The word gave her the faintest glimmering of hope, for she knew that Peter and I had lived at St Anton. She tried to look out of the blurred window, but could see nothing except that the twilight was falling. She begged for the road-map, and saw that so far as she could make out they were still in the broad Grunewald valley and that to reach St Anton they had to cross the low pass from the Staubthal. The snow was still drifting thick and the car crawled.
Then she felt the rise as they mounted to the pass. Here the going was bad, very different from the dry frost in which I had covered the same road the night before. Moreover, there seemed to be curious obstacles. Some careless wood-cart had dropped logs on the highway, and more than once both Ivery and the chauffeur had to get out to shift them. In one place there had been a small landslide which left little room to pass, and Mary had to descend and cross on foot while the driver took the car over alone. Ivery's temper seemed to be souring. To the girl's relief he resumed the outside seat, where he was engaged in constant argument with the chauffeur.
At the head of the pass stands an inn, the comfortable hostelry of Herr Kronig, well known to all who clamber among the lesser peaks of the Staubthal. There in the middle of the way stood a man with a lantern.
'The road is blocked by a snowfall,' he cried. 'They are clearing it now. It will be ready in half an hour's time.'
Ivery sprang from his seat and darted into the hotel. His business was to speed up the clearing party, and Herr Kronig himself accompanied him to the scene of the catastrophe. Mary sat still, for she had suddenly become possessed of an idea. She drove it from her as foolishness, but it kept returning. Why had those tree-trunks been spilt on the road? Why had an easy pass after a moderate snowfall been suddenly closed?
A man came out of the inn-yard and spoke to the chauffeur. It seemed to be an offer of refreshment, for the latter left his seat and disappeared inside. He was away for some time and returned shivering and grumbling at the weather, with the collar of his greatcoat turned up around his ears. A lantern had been hung in the porch and as he passed Mary saw the man. She had been watching the back of his head idly during the long drive, and had observed that it was of the round bullet type, with no nape to the neck, which is common in the Fatherland. Now she could not see his neck for the coat collar, but she could have sworn that the head was a different shape. The man seemed to suffer acutely from the cold, for he buttoned the collar round his chin and pulled his cap far over his brows.
Ivery came back, followed by a dragging line of men with spades and lanterns. He flung himself into the front seat and nodded to the driver to start. The man had his engine going already so as to lose no time. He bumped over the rough debris of the snowfall and then fairly let the car hum. Ivery was anxious for speed, but he did not want his neck broken and he yelled out to take care. The driver nodded and slowed down, but presently he had got up speed again.
If Ivery was restless, Mary was worse. She seemed suddenly to have come on the traces of her friends. In the St Anton valley the snow had stopped and she let down the window for air, for she was choking with suspense. The car rushed past the station, down the hill by Peter's cottage, through the village, and along the lake shore to the Pink Chalet.
Ivery halted it at the gate. 'See that you fill up with petrol,' he told the man. 'Bid Gustav get the Daimler and be ready to follow in half in hour.'
He spoke to Mary through the open window.
'I will keep you only a very little time. I think you had better wait in the car, for it will be more comfortable than a dismantled house.

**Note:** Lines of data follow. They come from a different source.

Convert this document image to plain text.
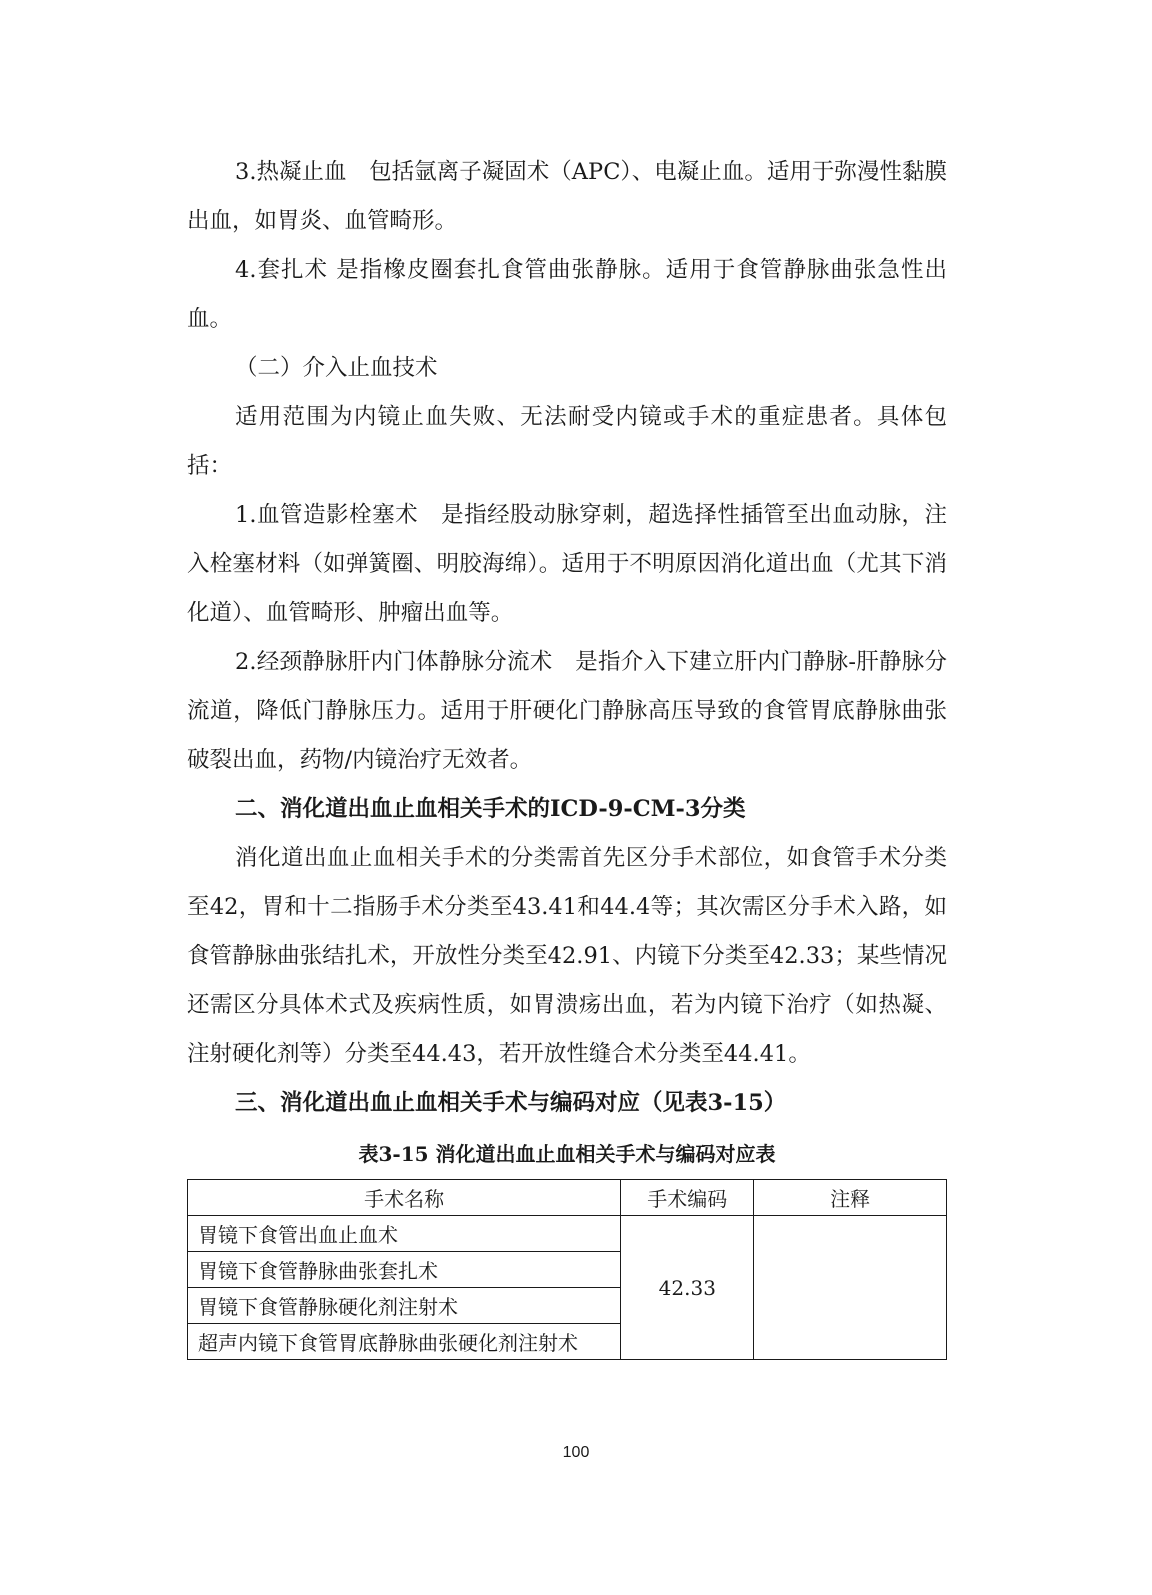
3.热凝止血　包括氩离子凝固术（APC）、电凝止血。适用于弥漫性黏膜出血，如胃炎、血管畸形。

4.套扎术 是指橡皮圈套扎食管曲张静脉。适用于食管静脉曲张急性出血。

（二）介入止血技术

适用范围为内镜止血失败、无法耐受内镜或手术的重症患者。具体包括：

1.血管造影栓塞术　是指经股动脉穿刺，超选择性插管至出血动脉，注入栓塞材料（如弹簧圈、明胶海绵）。适用于不明原因消化道出血（尤其下消化道）、血管畸形、肿瘤出血等。

2.经颈静脉肝内门体静脉分流术　是指介入下建立肝内门静脉-肝静脉分流道，降低门静脉压力。适用于肝硬化门静脉高压导致的食管胃底静脉曲张破裂出血，药物/内镜治疗无效者。

二、消化道出血止血相关手术的ICD-9-CM-3分类

消化道出血止血相关手术的分类需首先区分手术部位，如食管手术分类至42，胃和十二指肠手术分类至43.41和44.4等；其次需区分手术入路，如食管静脉曲张结扎术，开放性分类至42.91、内镜下分类至42.33；某些情况还需区分具体术式及疾病性质，如胃溃疡出血，若为内镜下治疗（如热凝、注射硬化剂等）分类至44.43，若开放性缝合术分类至44.41。

三、消化道出血止血相关手术与编码对应（见表3-15）

表3-15 消化道出血止血相关手术与编码对应表
手术名称	手术编码	注释
胃镜下食管出血止血术	42.33	
胃镜下食管静脉曲张套扎术		
胃镜下食管静脉硬化剂注射术		
超声内镜下食管胃底静脉曲张硬化剂注射术		
100
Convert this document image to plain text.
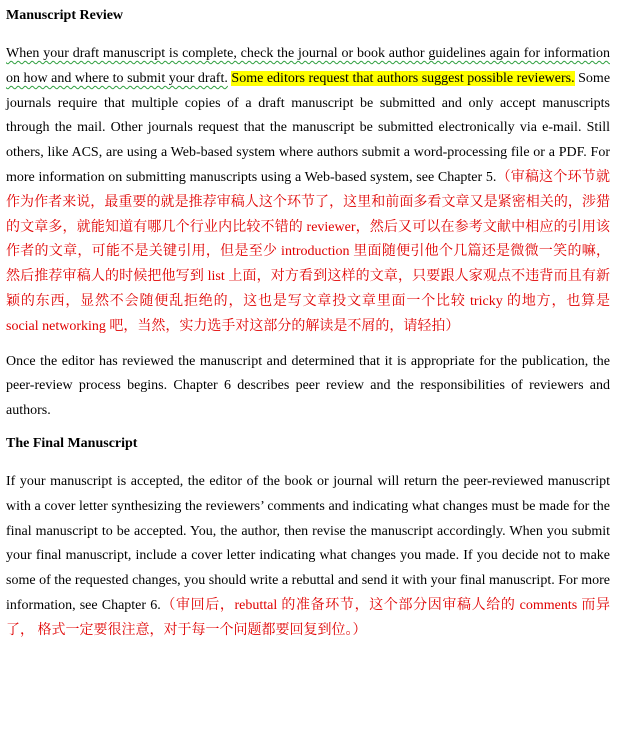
Manuscript Review

When your draft manuscript is complete, check the journal or book author guidelines again for information on how and where to submit your draft. Some editors request that authors suggest possible reviewers. Some journals require that multiple copies of a draft manuscript be submitted and only accept manuscripts through the mail. Other journals request that the manuscript be submitted electronically via e-mail. Still others, like ACS, are using a Web-based system where authors submit a word-processing file or a PDF. For more information on submitting manuscripts using a Web-based system, see Chapter 5.（审稿这个环节就作为作者来说，最重要的就是推荐审稿人这个环节了，这里和前面多看文章又是紧密相关的，涉猎的文章多，就能知道有哪几个行业内比较不错的 reviewer，然后又可以在参考文献中相应的引用该作者的文章，可能不是关键引用，但是至少 introduction 里面随便引他个几篇还是微微一笑的嘛，然后推荐审稿人的时候把他写到 list 上面，对方看到这样的文章，只要跟人家观点不违背而且有新颖的东西，显然不会随便乱拒绝的，这也是写文章投文章里面一个比较 tricky 的地方，也算是 social networking 吧，当然，实力选手对这部分的解读是不屑的，请轻拍）

Once the editor has reviewed the manuscript and determined that it is appropriate for the publication, the peer-review process begins. Chapter 6 describes peer review and the responsibilities of reviewers and authors.

The Final Manuscript

If your manuscript is accepted, the editor of the book or journal will return the peer-reviewed manuscript with a cover letter synthesizing the reviewers’ comments and indicating what changes must be made for the final manuscript to be accepted. You, the author, then revise the manuscript accordingly. When you submit your final manuscript, include a cover letter indicating what changes you made. If you decide not to make some of the requested changes, you should write a rebuttal and send it with your final manuscript. For more information, see Chapter 6.（审回后，rebuttal 的准备环节，这个部分因审稿人给的 comments 而异了， 格式一定要很注意，对于每一个问题都要回复到位。）
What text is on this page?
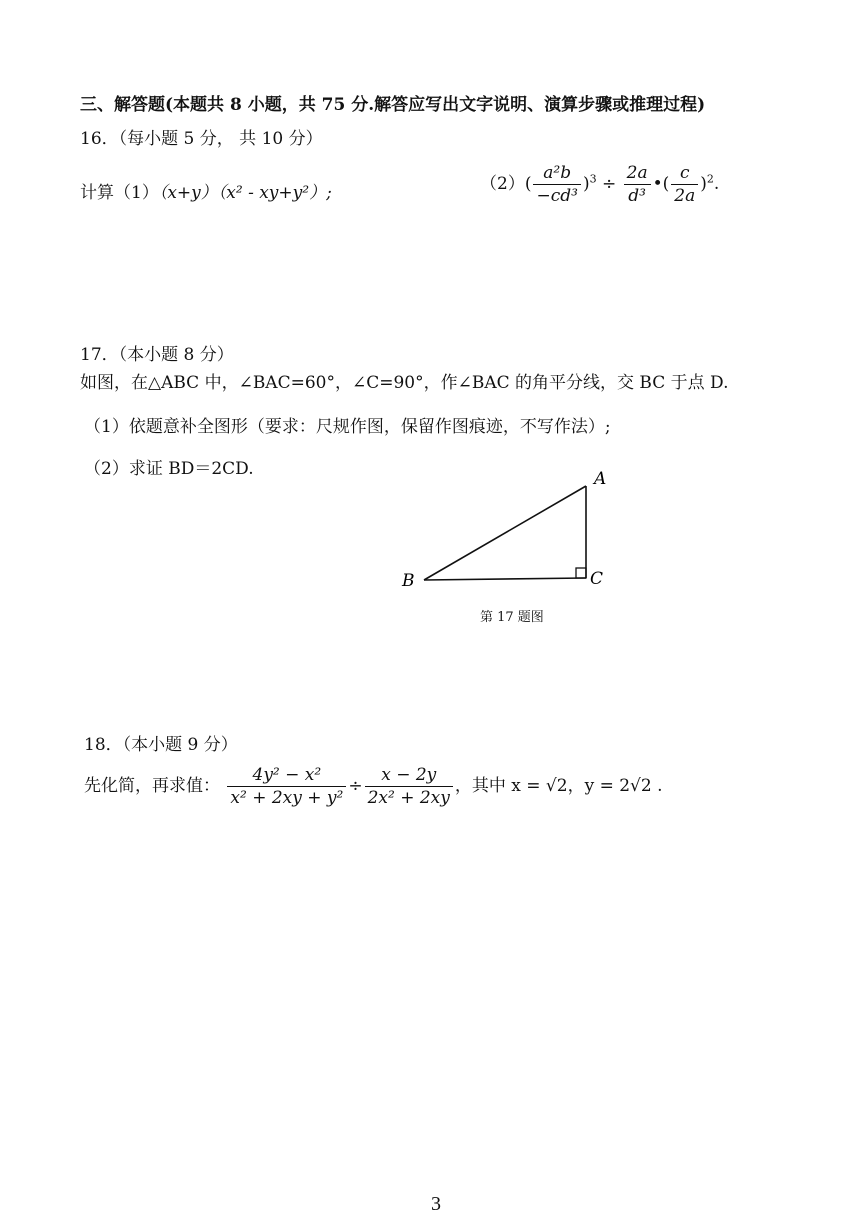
三、解答题(本题共 8 小题，共 75 分.解答应写出文字说明、演算步骤或推理过程)
16．（每小题 5 分， 共 10 分）
计算（1）（x+y）（x² - xy+y²）;	$(2)( \frac{\text{a²b}}{\text{−cd³}} )^3 \div \frac{2a}{\text{d³}}$ •( $\frac{c}{2a} )^2$.
17．（本小题 8 分）
如图，在△ABC 中，∠BAC=60°，∠C=90°，作∠BAC 的角平分线，交 BC 于点 D.
（1）依题意补全图形（要求：尺规作图，保留作图痕迹，不写作法）;
（2）求证 BD＝2CD.	A
B	C
第 17 题图
18．（本小题 9 分）
先化简，再求值： $\frac{\text{4y² − x²}}{\text{x² + 2xy + y²}} \div \frac{x - 2y}{\text{2x² + 2xy}}$ ，其中 x = √2，y = 2√2 .
3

A servant will bring you food and more rugs for the night journey.'
Then he vanished up the dark avenue.
Mary's first thought was to slip out and get back to the village and there to find someone who knew me or could take her where Peter lived. But the driver would prevent her, for he had been left behind on guard. She looked anxiously at his back, for he alone stood between her and liberty.
That gentleman seemed to be intent on his own business. As soon as Ivery's footsteps had grown faint, he had backed the car into the entrance, and turned it so that it faced towards St Anton.
Then very slowly it began to move.
At the same moment a whistle was blown shrilly three times.
The door on the right had opened and someone who had been waiting in the shadows climbed painfully in. Mary saw that it was a little man and that he was a cripple. She reached a hand to help him, and he fell on to the cushions beside her. The car was gathering speed.
Before she realized what was happening the new-comer had taken her hand and was patting it.
About two minutes later I was entering the gate of the Pink Chalet.